Minimum: At least one year of experience in one or more of the following areas: risk adjustment, coding compliance, medical record review, managed care, healthcare administration, managed care or MSO environment, medical office or provider operations.

Preferred: Experience supporting Medicare Advantage Risk Adjustment programs. Experience supporting CMS RADV audits or coding compliance audits. Experience in an MSO, IPA, health plan, delegated entity, or managed care environment.
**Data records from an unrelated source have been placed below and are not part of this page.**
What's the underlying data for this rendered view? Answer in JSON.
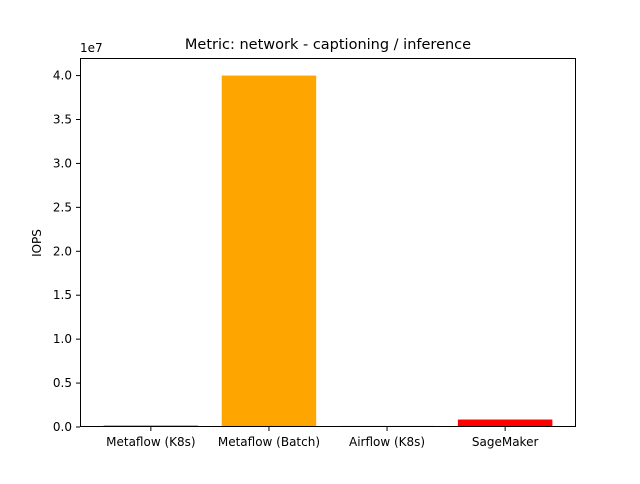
{
  "chart_data": {
    "type": "bar",
    "title": "Metric: network - captioning / inference",
    "xlabel": "",
    "ylabel": "IOPS",
    "offset_label": "1e7",
    "categories": [
      "Metaflow (K8s)",
      "Metaflow (Batch)",
      "Airflow (K8s)",
      "SageMaker"
    ],
    "values": [
      150000,
      40000000,
      120000,
      850000
    ],
    "bar_colors": [
      "#0000ff",
      "#ffa500",
      "#008000",
      "#ff0000"
    ],
    "ylim": [
      0,
      42000000
    ],
    "yticks": [
      0,
      5000000,
      10000000,
      15000000,
      20000000,
      25000000,
      30000000,
      35000000,
      40000000
    ],
    "ytick_labels": [
      "0.0",
      "0.5",
      "1.0",
      "1.5",
      "2.0",
      "2.5",
      "3.0",
      "3.5",
      "4.0"
    ],
    "grid": false,
    "legend": "none"
  }
}
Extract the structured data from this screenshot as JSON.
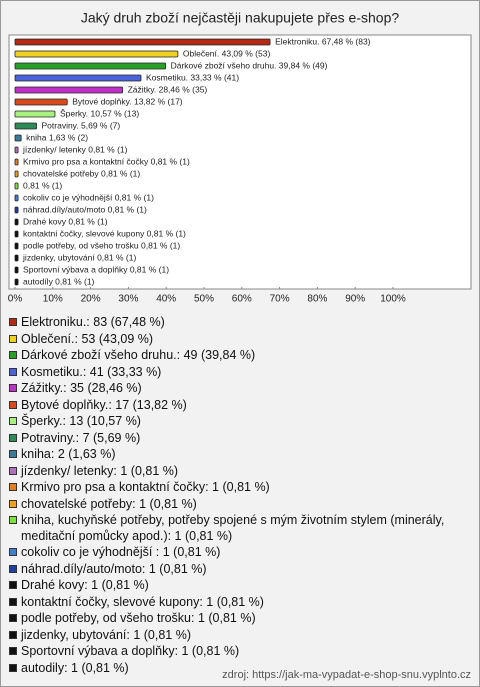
{
  "chart_data": {
    "type": "bar",
    "orientation": "horizontal",
    "title": "Jaký druh zboží nejčastěji nakupujete přes e-shop?",
    "source": "zdroj: https://jak-ma-vypadat-e-shop-snu.vyplnto.cz",
    "categories": [
      "Elektroniku.: 83 (67,48 %)",
      "Oblečení.: 53 (43,09 %)",
      "Dárkové zboží všeho druhu.: 49 (39,84 %)",
      "Kosmetiku.: 41 (33,33 %)",
      "Zážitky.: 35 (28,46 %)",
      "Bytové doplňky.: 17 (13,82 %)",
      "Šperky.: 13 (10,57 %)",
      "Potraviny.: 7 (5,69 %)",
      "kniha: 2 (1,63 %)",
      "jízdenky/ letenky: 1 (0,81 %)",
      "Krmivo pro psa a kontaktní čočky: 1 (0,81 %)",
      "chovatelské potřeby: 1 (0,81 %)",
      "kniha, kuchyňské potřeby, potřeby spojené s mým životním stylem (minerály, meditační pomůcky apod.): 1 (0,81 %)",
      "cokoliv co je výhodnější : 1 (0,81 %)",
      "náhrad.díly/auto/moto: 1 (0,81 %)",
      "Drahé kovy: 1 (0,81 %)",
      "kontaktní čočky, slevové kupony: 1 (0,81 %)",
      "podle potřeby, od všeho trošku: 1 (0,81 %)",
      "jizdenky, ubytování: 1 (0,81 %)",
      "Sportovní výbava a doplňky: 1 (0,81 %)",
      "autodily: 1 (0,81 %)"
    ],
    "values": [
      67.48,
      43.09,
      39.84,
      33.33,
      28.46,
      13.82,
      10.57,
      5.69,
      1.63,
      0.81,
      0.81,
      0.81,
      0.81,
      0.81,
      0.81,
      0.81,
      0.81,
      0.81,
      0.81,
      0.81,
      0.81
    ],
    "value_labels": [
      "Elektroniku. 67,48 % (83)",
      "Oblečení. 43,09 % (53)",
      "Dárkové zboží všeho druhu. 39,84 % (49)",
      "Kosmetiku. 33,33 % (41)",
      "Zážitky. 28,46 % (35)",
      "Bytové doplňky. 13,82 % (17)",
      "Šperky. 10,57 % (13)",
      "Potraviny. 5,69 % (7)",
      "kniha 1,63 % (2)",
      "jízdenky/ letenky 0,81 % (1)",
      "Krmivo pro psa a kontaktní čočky 0,81 % (1)",
      "chovatelské potřeby 0,81 % (1)",
      "0,81 % (1)",
      "cokoliv co je výhodnější  0,81 % (1)",
      "náhrad.díly/auto/moto 0,81 % (1)",
      "Drahé kovy 0,81 % (1)",
      "kontaktní čočky, slevové kupony 0,81 % (1)",
      "podle potřeby, od všeho trošku 0,81 % (1)",
      "jizdenky, ubytování 0,81 % (1)",
      "Sportovní výbava a doplňky 0,81 % (1)",
      "autodíly 0,81 % (1)"
    ],
    "colors": [
      "#b52a14",
      "#f0d020",
      "#28a028",
      "#4a63d8",
      "#c030c8",
      "#d84a1c",
      "#a8f080",
      "#2e8b57",
      "#3a7a9a",
      "#b070c0",
      "#e08020",
      "#f0a020",
      "#80e040",
      "#4080d0",
      "#2040a0",
      "#111111",
      "#111111",
      "#111111",
      "#111111",
      "#111111",
      "#111111"
    ],
    "xlim": [
      0,
      100
    ],
    "xticks": [
      {
        "value": 0,
        "label": "0%"
      },
      {
        "value": 10,
        "label": "10%"
      },
      {
        "value": 20,
        "label": "20%"
      },
      {
        "value": 30,
        "label": "30%"
      },
      {
        "value": 40,
        "label": "40%"
      },
      {
        "value": 50,
        "label": "50%"
      },
      {
        "value": 60,
        "label": "60%"
      },
      {
        "value": 70,
        "label": "70%"
      },
      {
        "value": 80,
        "label": "80%"
      },
      {
        "value": 90,
        "label": "90%"
      },
      {
        "value": 100,
        "label": "100%"
      }
    ]
  }
}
Experience working with electronic health records, coding software, or Risk Adjustment platforms.

Certification(s)

Certified Risk Adjustment Coder (CRC), Certified Professional Coder (CPC), Certified Coding Specialist (CCS), or other coding certification preferred.
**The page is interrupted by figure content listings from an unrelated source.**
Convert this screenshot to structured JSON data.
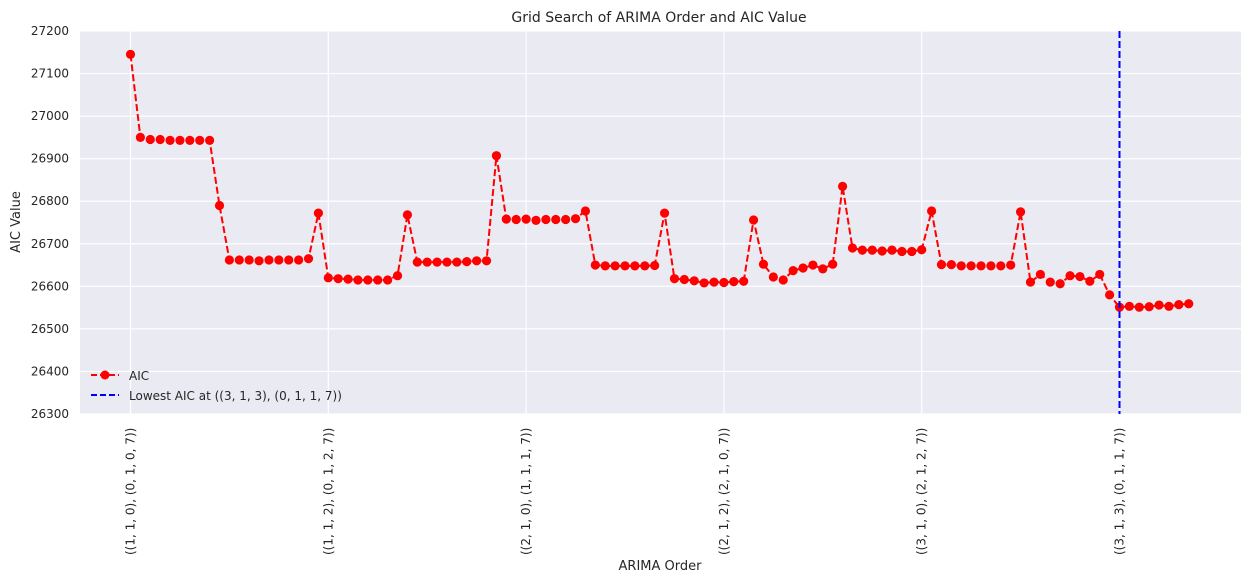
{
  "chart_data": {
    "type": "line",
    "title": "Grid Search of ARIMA Order and AIC Value",
    "xlabel": "ARIMA Order",
    "ylabel": "AIC Value",
    "ylim": [
      26300,
      27200
    ],
    "yticks": [
      26300,
      26400,
      26500,
      26600,
      26700,
      26800,
      26900,
      27000,
      27100,
      27200
    ],
    "xtick_indices": [
      0,
      20,
      40,
      60,
      80,
      100
    ],
    "xtick_labels": [
      "((1, 1, 0), (0, 1, 0, 7))",
      "((1, 1, 2), (0, 1, 2, 7))",
      "((2, 1, 0), (1, 1, 1, 7))",
      "((2, 1, 2), (2, 1, 0, 7))",
      "((3, 1, 0), (2, 1, 2, 7))",
      "((3, 1, 3), (0, 1, 1, 7))"
    ],
    "grid": true,
    "legend_position": "lower-left",
    "series": [
      {
        "name": "AIC",
        "color": "#ff0000",
        "line_style": "dashed",
        "marker": "circle",
        "values": [
          27145,
          26950,
          26945,
          26945,
          26943,
          26943,
          26943,
          26943,
          26943,
          26790,
          26662,
          26662,
          26662,
          26660,
          26662,
          26662,
          26662,
          26662,
          26665,
          26772,
          26620,
          26618,
          26617,
          26615,
          26615,
          26615,
          26615,
          26625,
          26768,
          26657,
          26657,
          26657,
          26657,
          26657,
          26658,
          26660,
          26660,
          26907,
          26758,
          26757,
          26758,
          26755,
          26757,
          26757,
          26757,
          26759,
          26777,
          26650,
          26648,
          26648,
          26648,
          26648,
          26648,
          26649,
          26772,
          26618,
          26616,
          26613,
          26608,
          26610,
          26609,
          26611,
          26612,
          26756,
          26652,
          26622,
          26615,
          26637,
          26643,
          26650,
          26641,
          26652,
          26835,
          26690,
          26685,
          26685,
          26683,
          26685,
          26682,
          26682,
          26686,
          26777,
          26651,
          26651,
          26648,
          26648,
          26648,
          26648,
          26648,
          26650,
          26775,
          26610,
          26628,
          26610,
          26606,
          26625,
          26623,
          26612,
          26628,
          26580,
          26551,
          26553,
          26551,
          26552,
          26556,
          26553,
          26557,
          26559
        ]
      },
      {
        "name": "Lowest AIC at ((3, 1, 3), (0, 1, 1, 7))",
        "color": "#0000ff",
        "line_style": "dashed",
        "type": "vline",
        "x_index": 100
      }
    ]
  }
}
Skills, Knowledge & Abilities

  • Knowledge of CMS Risk Adjustment methodology, HCC documentation requirements, and RAF score principles. 
  • Understanding of Medicare Advantage Risk Adjustment, coding compliance, and documentation integrity requirements. 
  • Familiarity with CMS RADV audit standards, DMHC regulatory requirements, NCQA standards, and delegated health plan oversight requirements. 
  • Ability to identify documentation deficiencies, coding inconsistencies, compliance risks, and audit-related concerns. 
  • Strong organizational, analytical, auditing, and data tracking skills with exceptional attention to detail and accuracy. 
  • Ability to maintain accurate records, audit logs, compliance documentation, and reporting tools. 
  • Proficiency with electronic health records, Risk Adjustment platforms, coding software, and Microsoft Office applications. 
  • Strong verbal and written communication skills with the ability to communicate professionally with providers, coders, leadership, health plans, and interdisciplinary teams. 
  • Ability to handle confidential and sensitive information in compliance with HIPAA and organizational policies. 
  • Ability to manage multiple priorities, deadlines, and audit-related activities in a fast-paced managed care environment.
  • Ability to work independently while collaborating effectively within interdisciplinary operational and compliance teams.
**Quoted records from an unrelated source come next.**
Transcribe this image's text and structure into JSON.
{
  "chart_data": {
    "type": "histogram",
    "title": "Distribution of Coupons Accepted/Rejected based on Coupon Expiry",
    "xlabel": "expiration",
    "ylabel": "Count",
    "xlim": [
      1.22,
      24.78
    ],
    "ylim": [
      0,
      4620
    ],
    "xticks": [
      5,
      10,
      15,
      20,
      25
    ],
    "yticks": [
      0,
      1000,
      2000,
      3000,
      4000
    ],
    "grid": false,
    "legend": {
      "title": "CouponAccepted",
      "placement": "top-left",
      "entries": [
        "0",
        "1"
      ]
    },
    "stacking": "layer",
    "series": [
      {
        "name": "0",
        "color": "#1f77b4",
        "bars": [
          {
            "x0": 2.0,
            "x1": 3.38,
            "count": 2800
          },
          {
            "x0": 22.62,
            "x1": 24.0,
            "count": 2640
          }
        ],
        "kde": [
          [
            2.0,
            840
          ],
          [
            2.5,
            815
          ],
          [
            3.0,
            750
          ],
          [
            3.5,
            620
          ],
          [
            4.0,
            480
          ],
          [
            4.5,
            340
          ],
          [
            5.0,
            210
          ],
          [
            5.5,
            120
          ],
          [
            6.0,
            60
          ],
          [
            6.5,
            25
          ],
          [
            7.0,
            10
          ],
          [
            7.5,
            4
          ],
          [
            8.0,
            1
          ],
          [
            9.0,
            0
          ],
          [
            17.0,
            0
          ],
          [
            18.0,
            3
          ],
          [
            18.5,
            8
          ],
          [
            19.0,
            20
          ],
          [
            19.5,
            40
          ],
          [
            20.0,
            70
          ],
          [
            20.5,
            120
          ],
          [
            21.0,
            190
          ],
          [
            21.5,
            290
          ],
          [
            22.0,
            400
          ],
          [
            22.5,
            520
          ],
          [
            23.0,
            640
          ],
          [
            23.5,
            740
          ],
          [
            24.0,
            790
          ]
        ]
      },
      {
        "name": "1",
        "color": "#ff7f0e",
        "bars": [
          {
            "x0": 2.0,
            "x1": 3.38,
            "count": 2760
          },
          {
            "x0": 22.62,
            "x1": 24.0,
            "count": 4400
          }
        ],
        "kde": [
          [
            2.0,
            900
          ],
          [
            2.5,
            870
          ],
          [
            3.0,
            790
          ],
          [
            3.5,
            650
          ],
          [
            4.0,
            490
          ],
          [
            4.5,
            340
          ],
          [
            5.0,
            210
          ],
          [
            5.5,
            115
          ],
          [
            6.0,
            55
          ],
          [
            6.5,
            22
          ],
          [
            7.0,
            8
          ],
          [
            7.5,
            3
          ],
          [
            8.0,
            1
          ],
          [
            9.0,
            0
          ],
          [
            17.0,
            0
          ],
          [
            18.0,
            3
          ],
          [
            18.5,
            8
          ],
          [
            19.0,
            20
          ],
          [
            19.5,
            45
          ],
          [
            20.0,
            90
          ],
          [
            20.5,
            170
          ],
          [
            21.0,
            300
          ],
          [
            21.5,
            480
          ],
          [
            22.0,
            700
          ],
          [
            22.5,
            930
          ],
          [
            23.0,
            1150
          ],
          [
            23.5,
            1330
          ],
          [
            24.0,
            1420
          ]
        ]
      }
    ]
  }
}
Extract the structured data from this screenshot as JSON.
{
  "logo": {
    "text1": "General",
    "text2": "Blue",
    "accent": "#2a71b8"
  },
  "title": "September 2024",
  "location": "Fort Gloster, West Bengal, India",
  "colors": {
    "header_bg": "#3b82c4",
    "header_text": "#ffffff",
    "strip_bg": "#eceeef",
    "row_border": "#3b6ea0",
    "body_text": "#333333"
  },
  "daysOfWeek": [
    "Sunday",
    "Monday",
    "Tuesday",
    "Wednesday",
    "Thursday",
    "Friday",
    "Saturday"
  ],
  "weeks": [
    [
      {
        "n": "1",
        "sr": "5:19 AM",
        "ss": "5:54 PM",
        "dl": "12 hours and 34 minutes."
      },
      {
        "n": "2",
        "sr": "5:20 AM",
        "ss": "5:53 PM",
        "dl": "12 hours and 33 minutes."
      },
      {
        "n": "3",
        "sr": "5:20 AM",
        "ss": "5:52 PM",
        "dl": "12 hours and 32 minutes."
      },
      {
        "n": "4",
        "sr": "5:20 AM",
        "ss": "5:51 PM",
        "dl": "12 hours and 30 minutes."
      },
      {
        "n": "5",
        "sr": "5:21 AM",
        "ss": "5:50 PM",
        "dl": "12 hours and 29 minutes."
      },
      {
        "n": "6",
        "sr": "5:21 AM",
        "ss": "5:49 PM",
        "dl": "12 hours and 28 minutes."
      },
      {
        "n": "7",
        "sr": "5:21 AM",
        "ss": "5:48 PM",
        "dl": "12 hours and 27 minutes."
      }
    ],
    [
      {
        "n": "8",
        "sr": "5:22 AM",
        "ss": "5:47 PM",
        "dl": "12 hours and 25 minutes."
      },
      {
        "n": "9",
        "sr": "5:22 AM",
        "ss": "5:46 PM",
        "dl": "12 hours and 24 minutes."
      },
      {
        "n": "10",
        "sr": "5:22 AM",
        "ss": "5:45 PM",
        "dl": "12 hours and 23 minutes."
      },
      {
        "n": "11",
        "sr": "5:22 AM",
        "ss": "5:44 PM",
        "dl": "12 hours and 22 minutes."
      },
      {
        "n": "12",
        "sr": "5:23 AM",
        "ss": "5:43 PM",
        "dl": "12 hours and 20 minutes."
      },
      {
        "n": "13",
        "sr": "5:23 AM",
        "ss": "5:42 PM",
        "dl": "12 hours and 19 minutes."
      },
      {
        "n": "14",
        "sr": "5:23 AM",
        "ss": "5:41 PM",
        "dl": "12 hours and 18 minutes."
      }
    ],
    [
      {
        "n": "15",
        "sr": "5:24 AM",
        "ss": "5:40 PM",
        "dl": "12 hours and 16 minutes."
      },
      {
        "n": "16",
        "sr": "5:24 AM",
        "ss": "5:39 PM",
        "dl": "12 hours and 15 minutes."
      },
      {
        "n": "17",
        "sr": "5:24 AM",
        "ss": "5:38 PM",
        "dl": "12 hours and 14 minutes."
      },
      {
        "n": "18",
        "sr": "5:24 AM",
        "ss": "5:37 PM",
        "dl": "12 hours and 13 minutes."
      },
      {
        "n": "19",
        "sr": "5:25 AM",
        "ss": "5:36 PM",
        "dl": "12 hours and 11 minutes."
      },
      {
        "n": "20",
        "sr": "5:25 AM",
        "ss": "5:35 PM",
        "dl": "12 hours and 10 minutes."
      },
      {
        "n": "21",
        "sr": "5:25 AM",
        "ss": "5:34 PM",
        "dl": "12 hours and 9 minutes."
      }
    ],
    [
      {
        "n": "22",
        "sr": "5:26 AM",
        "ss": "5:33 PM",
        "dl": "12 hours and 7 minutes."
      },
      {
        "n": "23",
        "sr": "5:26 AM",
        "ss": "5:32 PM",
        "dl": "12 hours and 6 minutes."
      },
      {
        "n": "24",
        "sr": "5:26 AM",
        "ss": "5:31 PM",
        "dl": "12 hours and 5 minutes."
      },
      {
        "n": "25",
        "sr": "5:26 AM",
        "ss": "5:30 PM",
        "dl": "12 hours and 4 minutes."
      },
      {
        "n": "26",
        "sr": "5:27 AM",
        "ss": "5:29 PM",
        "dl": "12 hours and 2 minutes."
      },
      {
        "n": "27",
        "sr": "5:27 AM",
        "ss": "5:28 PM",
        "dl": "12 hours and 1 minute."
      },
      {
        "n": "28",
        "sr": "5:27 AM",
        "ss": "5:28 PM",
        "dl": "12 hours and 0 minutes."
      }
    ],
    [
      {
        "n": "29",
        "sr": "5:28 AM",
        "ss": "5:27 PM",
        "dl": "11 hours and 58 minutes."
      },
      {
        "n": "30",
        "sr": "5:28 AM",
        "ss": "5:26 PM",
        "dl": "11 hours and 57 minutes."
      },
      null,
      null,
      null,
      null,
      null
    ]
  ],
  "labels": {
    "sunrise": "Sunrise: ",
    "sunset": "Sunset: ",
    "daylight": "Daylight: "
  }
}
PHYSICAL, MENTAL & ENVIRONMENTAL REQUIREMENTS:

The physical demands described here are represented of those that must be met by an employee to successfully perform the essential functions of this job. Primarily sedentary work involving prolonged computer use. Occasional standing, walking, and local travel may be required. Ability to lift up to 20 pounds occasionally. Requires strong attention to detail, data analysis capability, and effective communication skills. Work is performed in an office or remote environment supporting electronic medical record and Risk Adjustment systems.